Crystal Wilkinson, a recent fellowship recipient of the Academy of American Poets, is Kentucky’s Poet Laureate. She is the award-winning author of Perfect Black, a collection of poems, and three works of fiction—The Birds of Opulence , Water Street and Blackberries, Blackberries. She is the recipient of a 2022 NAACP Image Award for Outstanding Poetry, a 2021 O. Henry Prize, a 2020 USA Artists Fellowship, and a 2016 Ernest J. Gaines Prize for Literary Excellence. She has received recognition from the Yaddo Foundation, Hedgebrook, The Vermont Studio Center for the Arts, The Hermitage Foundation and others. Her short stories, poems and essays have appeared in numerous journals and anthologies including most recently in The Atlantic, The Kenyon Review, STORY, Agni Literary Journal, Emergence, Oxford American and Southern Cultures. Praise Song for the Kitchen Ghosts, a culinary memoir, is forthcoming from Clarkson Potter/Penguin Random House. She currently teaches at the University of Kentucky where she is Professor of English in the MFA in Creative Writing Program.

Lexington, Kentucky

"Crystal Wilkinson's Perfect Black is powerful witch-work. In these cascading lyrics, Wilkinson casts her glittering net of protection over the bodies and hearts of every Black girl. The poet's past self, 'a girl, not yet trouble,' is a dreamer whose desires—for love and intellectual play, for spiritual radiance and sexual empowerment—still carry sweet potency.

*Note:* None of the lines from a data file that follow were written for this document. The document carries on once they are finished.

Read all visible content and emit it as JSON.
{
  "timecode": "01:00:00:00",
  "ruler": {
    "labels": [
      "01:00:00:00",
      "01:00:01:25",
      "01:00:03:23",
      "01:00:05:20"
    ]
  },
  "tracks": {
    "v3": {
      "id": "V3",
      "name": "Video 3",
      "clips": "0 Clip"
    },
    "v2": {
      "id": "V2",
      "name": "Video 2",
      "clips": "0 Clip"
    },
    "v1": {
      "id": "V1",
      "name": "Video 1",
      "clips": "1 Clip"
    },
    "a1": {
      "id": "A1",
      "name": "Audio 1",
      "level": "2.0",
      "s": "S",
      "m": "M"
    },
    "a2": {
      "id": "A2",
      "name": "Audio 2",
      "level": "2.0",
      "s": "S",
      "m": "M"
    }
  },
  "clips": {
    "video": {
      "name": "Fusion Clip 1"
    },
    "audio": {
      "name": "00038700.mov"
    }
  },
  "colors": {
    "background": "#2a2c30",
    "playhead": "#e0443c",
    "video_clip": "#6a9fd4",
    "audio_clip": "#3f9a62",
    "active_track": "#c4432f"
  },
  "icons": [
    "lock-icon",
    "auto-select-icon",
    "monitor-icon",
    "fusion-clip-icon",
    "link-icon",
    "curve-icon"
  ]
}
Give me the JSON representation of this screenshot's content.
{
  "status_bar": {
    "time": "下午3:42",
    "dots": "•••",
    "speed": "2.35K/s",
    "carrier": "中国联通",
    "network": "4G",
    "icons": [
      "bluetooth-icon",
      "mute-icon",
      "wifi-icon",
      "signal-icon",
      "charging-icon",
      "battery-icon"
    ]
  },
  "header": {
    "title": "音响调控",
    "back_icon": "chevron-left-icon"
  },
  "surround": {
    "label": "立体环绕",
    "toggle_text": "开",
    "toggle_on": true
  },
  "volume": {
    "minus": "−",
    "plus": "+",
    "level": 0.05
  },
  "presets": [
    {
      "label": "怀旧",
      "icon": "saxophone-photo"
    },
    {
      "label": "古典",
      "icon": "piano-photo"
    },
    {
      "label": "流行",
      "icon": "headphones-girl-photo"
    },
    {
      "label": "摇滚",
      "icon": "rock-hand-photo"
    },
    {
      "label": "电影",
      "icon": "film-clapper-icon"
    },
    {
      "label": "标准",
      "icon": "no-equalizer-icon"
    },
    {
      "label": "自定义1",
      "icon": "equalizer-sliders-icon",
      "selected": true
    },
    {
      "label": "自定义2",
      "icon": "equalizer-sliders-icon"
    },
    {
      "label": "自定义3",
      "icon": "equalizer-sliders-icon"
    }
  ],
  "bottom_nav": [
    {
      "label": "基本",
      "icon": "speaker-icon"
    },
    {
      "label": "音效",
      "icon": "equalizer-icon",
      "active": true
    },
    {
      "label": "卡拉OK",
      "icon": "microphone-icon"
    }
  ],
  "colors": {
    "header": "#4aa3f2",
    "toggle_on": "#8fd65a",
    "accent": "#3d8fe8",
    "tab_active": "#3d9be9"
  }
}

Here, Black Rapunzel lets down her miraculous ladders of wisdom and vision, while Black grandmothers and church ladies transform into sailboats, safe harbors. Read this book and swerve, in Wilkinson's 'perfect cursive,' along paths ancestral and deliciously strange."
—Kiki Petrosino, author of White Blood: A Lyric of Virginia

"'I can read time by my own shadow,' Wilkinson writes, and she conjures these heart piercing, authentic poems from the very ground of her life, from the water, from the mountains, from history and memory. It is in every sense a very particular woman we meet in Perfect Black, and it takes the artistry of this very particular poet to also give voice to her forbears, challenge injustice, and offer us a vision of what is possible. Wilkinson's range is astonishing: lyrics, narratives, laments, prayers, reminiscences, and more. Equal parts light and heat, these poems are incandescent."
—Richard Hoffman, author of Noon until Night

"If we are Black it should be Perfect. Crystal has shared a wonderful book. Curl up with a cup of soul and enjoy it."